Understanding the genesis, evolution and intensity/track of tropical cyclones is limited by a shortage of observations and knowledge of key processes (atmospheric, oceanic and air-sea interactions). This research focuses diagnostics studies of the observational and numerical investigations of the air-sea interactions, tropical cyclone intensity change and track forecast associated with landfall of tropical cyclones. The satellite, buoy and aircraft data for meteorological observations were used to compute surface fluxes (heat, momentum and latent heat) for understanding the structure and dynamics of the hurricane activity associated with air-sea interactions over the Gulf of Mexico. The study for hurricane Opal suggested strong heat flux before and during the formation of the hurricane with an evidence of 2-5 day oscillations in heat flux.
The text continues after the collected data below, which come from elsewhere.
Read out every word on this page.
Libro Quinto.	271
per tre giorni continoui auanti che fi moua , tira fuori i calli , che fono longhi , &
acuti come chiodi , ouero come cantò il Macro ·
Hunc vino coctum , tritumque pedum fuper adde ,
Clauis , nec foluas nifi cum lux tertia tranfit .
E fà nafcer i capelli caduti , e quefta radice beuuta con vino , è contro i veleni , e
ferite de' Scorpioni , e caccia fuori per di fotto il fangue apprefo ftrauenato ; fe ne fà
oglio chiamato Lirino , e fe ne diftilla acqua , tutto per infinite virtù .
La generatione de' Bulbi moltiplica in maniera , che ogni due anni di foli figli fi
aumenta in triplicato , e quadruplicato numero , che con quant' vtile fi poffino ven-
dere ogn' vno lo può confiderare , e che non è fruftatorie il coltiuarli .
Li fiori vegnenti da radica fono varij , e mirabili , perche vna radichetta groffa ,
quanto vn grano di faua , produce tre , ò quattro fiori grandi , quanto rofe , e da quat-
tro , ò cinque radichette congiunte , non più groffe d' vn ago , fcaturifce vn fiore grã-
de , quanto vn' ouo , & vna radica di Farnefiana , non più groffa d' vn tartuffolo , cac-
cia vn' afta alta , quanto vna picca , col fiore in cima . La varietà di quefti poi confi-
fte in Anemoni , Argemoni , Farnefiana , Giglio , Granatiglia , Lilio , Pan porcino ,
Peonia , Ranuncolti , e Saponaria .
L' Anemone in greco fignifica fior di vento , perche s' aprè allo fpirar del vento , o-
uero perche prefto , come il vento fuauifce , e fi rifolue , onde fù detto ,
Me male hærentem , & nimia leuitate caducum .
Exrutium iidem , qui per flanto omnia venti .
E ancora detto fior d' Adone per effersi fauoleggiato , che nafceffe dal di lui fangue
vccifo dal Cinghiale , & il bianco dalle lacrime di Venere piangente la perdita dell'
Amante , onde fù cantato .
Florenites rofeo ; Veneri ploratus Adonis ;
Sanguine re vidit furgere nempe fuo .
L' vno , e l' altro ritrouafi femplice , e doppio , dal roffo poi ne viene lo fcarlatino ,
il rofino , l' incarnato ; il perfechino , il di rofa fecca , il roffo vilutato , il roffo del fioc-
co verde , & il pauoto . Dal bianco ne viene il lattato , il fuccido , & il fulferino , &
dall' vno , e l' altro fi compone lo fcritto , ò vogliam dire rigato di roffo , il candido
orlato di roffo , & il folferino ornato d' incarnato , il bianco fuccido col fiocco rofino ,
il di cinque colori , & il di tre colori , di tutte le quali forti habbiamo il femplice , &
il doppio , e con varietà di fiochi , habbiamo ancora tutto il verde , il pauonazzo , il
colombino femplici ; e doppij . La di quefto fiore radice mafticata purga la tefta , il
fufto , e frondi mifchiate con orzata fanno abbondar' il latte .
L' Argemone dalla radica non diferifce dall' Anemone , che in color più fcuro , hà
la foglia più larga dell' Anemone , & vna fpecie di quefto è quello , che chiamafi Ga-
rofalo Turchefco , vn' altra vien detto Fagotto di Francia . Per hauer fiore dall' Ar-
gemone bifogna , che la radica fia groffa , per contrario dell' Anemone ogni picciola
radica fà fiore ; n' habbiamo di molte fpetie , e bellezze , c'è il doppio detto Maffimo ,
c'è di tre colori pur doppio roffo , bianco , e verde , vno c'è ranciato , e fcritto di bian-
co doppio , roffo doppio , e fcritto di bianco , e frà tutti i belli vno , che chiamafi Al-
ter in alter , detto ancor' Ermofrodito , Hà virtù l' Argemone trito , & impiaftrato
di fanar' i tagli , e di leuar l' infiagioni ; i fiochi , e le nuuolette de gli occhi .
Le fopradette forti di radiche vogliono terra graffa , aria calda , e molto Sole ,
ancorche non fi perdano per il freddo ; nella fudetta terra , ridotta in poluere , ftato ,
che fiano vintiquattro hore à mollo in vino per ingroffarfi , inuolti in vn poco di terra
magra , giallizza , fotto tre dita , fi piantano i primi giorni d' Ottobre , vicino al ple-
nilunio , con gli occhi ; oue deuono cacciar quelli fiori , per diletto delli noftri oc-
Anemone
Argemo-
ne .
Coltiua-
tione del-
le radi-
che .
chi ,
Primitive Models (Hurricane Predictive Index (HPI) and Linear Regression) were developed for intensity change forecasts and early warning systems and were tested for two hurricane cases (Opal, 1995 and Katrina, 2005). Numerical model (WRF/ARW) with data assimilations have been used for this research to investigate the sea-air interactions associated with the hurricane Katrina, which began to strengthen until reaching Category 5 on 28 August 2005. The model was run on a doubly nested domain centered over the central Gulf of Mexico, with grid spacing of 90 km and 30 km for 6 hr periods, from August 28th to August 30th. The model output was compared with the observations and is capable of simulating the surface features, intensity change and track associated with hurricane Katrina. The study suggested strong heat and latent heat fluxes with heavy rainfalls, as with Katrina, changes hurricane intensity while making land fall.